A whole lot of stuff in AP Stats is a relatively dead end for many people, but geometry and geometric reasoning is necessary for all kinds of engineering-ish math.
Math is interesting in that the early foundation is so useful, but the use drops off quickly. While I feel like other areas often become more useful as I learn more. Possibly because I haven’t spent 15 years on that topic like I had math.
This is the most jarring thing I’ve read today. I can’t say I agree, but I haven’t spent 15 years studying math myself, so who am I to disagree.
For example, if you go into medicine and medical research having a good understanding of statistics is useful, but very little in calculus or analysis is useful (and even if you do need Calculus, most of the useful stuff for those fields is taught in the 1st semester of Calculus).

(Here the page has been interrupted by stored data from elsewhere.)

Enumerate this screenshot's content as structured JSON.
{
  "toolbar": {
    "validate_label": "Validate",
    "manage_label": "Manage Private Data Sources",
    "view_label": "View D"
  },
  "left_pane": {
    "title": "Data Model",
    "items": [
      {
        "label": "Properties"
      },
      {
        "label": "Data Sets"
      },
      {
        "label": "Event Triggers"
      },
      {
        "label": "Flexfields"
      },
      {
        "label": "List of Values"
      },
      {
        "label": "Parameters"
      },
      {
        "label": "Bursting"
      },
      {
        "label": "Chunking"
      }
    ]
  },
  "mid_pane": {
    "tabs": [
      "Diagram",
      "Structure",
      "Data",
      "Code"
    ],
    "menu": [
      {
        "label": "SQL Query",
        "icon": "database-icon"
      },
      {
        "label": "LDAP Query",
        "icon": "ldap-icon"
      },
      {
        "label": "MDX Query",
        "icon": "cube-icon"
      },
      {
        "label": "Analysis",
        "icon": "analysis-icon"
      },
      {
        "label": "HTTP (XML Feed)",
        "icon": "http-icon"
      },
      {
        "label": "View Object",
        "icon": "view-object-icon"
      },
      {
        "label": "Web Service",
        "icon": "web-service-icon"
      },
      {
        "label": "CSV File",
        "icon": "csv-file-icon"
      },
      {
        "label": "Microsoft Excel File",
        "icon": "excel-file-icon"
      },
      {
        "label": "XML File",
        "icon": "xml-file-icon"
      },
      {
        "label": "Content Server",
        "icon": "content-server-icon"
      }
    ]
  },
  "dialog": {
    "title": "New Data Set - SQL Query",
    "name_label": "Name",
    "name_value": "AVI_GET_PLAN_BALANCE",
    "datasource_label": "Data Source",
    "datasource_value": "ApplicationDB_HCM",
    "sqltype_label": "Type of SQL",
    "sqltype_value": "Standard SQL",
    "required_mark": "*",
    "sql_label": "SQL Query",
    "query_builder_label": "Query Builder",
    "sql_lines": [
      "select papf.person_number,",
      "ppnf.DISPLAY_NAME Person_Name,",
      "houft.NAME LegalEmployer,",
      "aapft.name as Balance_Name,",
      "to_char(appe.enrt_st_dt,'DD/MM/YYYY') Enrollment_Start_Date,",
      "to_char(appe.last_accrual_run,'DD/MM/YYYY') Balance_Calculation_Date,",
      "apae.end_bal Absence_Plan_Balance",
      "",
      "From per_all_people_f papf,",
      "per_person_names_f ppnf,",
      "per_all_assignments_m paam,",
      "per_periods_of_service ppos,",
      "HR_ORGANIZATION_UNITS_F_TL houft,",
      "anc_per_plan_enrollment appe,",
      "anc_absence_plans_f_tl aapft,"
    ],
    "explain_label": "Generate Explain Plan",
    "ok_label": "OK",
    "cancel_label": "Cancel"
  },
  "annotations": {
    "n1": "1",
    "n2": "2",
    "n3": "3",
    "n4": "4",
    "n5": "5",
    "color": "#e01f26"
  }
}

The Mathematics for Machine Learning book[1] exposes this as a top-down vs bottom-up problem. While both approaches have pros and cons, a sweet spot may lay somewhere in the middle and that needs you to embrace some inevitable backtracking (i.e. college curricula should not forget to add some courses where world modelling using the math and throughfully explaining why that underlying theory and math is actually useful in describing and/or predicting reality).
PS: I also think there is still a lot of focus in resolving problems manually.
[1] https://mml-book.github.io/book/mml-book.pdf, page 13.
Statements like this are a big part of the reason statisticians never trust anyone who works in "data science". The whole field is basically applied statistics/calculus and you're saying none of that is useful.
Not if you want to leave open the possibility of majoring in engineering, physical and biological science, or economics.